PLoS ONE (Jan 2014)
Does the novel integrated PET/MRI offer the same diagnostic performance as PET/CT for oncological indications?
Abstract
BACKGROUND: We compared PET/MRI with PET/CT in terms of lesion detection and quantitative measurement to verify the feasibility of the novel integrated imaging modality for oncological applications. METHODOLOGY/PRINCIPAL FINDINGS: In total, 285 patients referred to our PET/CT center for oncological indications voluntarily participated in this same-day PET/CT and PET/MRI comparative study. PET/CT images were acquired and reconstructed following routine protocols, and then PET/MRI was performed at a mean time interval of 28±11 min (range 15-45 min). PET/MRI covered the body trunk with a sequence combination of transverse T1WI 3D-volumetric interpolated breath-hold, T2WI turbo spin echo with fat saturation, diffusion-weighted imaging with double b values (50 and 800 s/mm2), and simultaneous PET acquisition over 45 min/5 bed positions. The maximum standardized uptake value (SUVmax) was assessed by manually drawn regions of interest over fluorodeoxyglucose-positive lesions. Among 285 cases, 57 showed no abnormalities, and 368 lesions (278 malignant, 68 benign and 22 undetermined) were detected in 228 patients.

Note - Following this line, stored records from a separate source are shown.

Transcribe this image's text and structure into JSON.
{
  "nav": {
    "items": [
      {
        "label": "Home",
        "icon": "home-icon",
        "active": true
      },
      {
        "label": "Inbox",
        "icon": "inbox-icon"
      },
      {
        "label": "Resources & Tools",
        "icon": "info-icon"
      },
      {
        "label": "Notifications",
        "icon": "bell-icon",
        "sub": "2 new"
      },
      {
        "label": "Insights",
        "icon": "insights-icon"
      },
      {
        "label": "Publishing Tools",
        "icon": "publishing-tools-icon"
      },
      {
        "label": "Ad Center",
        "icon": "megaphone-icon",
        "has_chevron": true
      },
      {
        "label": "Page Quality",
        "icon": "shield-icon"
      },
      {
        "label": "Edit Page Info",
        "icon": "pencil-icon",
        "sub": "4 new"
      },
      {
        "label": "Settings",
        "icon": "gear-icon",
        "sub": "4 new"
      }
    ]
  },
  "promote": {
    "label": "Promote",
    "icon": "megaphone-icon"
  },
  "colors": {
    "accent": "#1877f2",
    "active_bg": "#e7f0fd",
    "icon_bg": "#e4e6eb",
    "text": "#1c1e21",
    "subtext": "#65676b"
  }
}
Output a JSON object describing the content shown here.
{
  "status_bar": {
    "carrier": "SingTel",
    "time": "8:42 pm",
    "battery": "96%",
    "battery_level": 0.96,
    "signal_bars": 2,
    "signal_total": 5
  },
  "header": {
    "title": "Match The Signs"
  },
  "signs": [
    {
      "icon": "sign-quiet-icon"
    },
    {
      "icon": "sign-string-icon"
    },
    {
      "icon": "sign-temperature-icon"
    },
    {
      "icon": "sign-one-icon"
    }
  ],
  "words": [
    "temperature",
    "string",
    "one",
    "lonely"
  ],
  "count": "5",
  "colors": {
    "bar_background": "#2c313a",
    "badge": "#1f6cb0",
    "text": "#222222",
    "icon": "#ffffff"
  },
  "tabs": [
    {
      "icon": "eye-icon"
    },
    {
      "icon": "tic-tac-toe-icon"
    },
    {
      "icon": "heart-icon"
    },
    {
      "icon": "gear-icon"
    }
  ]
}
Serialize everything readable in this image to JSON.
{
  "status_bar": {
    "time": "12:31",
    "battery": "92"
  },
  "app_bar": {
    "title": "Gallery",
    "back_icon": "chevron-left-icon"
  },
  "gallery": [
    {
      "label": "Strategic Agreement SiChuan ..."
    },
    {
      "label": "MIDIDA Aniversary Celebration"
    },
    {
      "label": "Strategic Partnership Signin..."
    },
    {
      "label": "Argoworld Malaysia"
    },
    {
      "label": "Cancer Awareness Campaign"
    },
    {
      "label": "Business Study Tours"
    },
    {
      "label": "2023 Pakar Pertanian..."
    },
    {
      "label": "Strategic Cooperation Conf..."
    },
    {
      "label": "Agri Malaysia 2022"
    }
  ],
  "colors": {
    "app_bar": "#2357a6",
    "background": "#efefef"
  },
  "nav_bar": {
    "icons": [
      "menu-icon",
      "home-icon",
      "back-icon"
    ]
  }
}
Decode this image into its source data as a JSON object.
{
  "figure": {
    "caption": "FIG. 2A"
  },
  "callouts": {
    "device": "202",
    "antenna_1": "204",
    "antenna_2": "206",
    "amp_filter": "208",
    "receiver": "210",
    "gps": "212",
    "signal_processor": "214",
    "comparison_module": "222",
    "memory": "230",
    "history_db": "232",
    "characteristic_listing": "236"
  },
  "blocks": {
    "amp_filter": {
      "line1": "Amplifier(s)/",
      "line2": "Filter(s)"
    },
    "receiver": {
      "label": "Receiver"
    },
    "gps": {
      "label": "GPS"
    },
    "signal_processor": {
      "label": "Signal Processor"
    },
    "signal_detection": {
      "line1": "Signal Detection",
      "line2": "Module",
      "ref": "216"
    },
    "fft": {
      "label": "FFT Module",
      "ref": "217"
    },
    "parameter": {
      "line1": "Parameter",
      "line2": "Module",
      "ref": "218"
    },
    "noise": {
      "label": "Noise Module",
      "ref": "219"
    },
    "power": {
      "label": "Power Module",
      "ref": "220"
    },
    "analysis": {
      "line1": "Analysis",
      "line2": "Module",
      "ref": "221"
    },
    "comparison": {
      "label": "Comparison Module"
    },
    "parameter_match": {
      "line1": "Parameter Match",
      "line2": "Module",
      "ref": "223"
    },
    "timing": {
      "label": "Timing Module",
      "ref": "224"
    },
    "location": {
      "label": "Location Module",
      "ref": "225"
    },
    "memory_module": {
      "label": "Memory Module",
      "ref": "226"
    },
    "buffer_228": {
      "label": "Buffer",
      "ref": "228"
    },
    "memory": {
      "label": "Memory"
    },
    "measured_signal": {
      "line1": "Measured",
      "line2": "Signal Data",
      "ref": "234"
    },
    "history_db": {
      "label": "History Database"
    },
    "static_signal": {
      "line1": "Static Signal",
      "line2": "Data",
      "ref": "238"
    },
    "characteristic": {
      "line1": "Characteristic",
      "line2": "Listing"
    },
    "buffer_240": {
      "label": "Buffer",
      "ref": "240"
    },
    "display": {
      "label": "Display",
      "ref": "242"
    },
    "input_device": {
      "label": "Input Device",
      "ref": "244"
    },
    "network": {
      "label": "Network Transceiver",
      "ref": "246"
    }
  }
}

When stand-alone modalities were evaluated, PET revealed 31 and 12 lesions missed by CT and MRI, respectively, and CT and MRI revealed 38 and 61 more lesions, respectively, than PET. Compared to CT, MRI detected 40 more lesions and missed 8. In the integrated mode, PET/CT correctly detected 6 lesions misdiagnosed by PET/MRI, but was false-negative in 30 cases that were detected by PET/MRI. The overall diagnosis did not differ between integrated PET/MRI and PET/CT. SUVmax for lesions were slightly higher from PET/MRI than PET/CT but correlated well (ρ = 0.85-0.91). CONCLUSIONS/SIGNIFICANCE: The novel integrated PET/MRI performed comparatively to PET/CT in lesion detection and quantitative measurements. PET from either scanner modality offered almost the same information despite differences in hardware. Further study is needed to explore features of integrated PET/MRI not addressed in this study.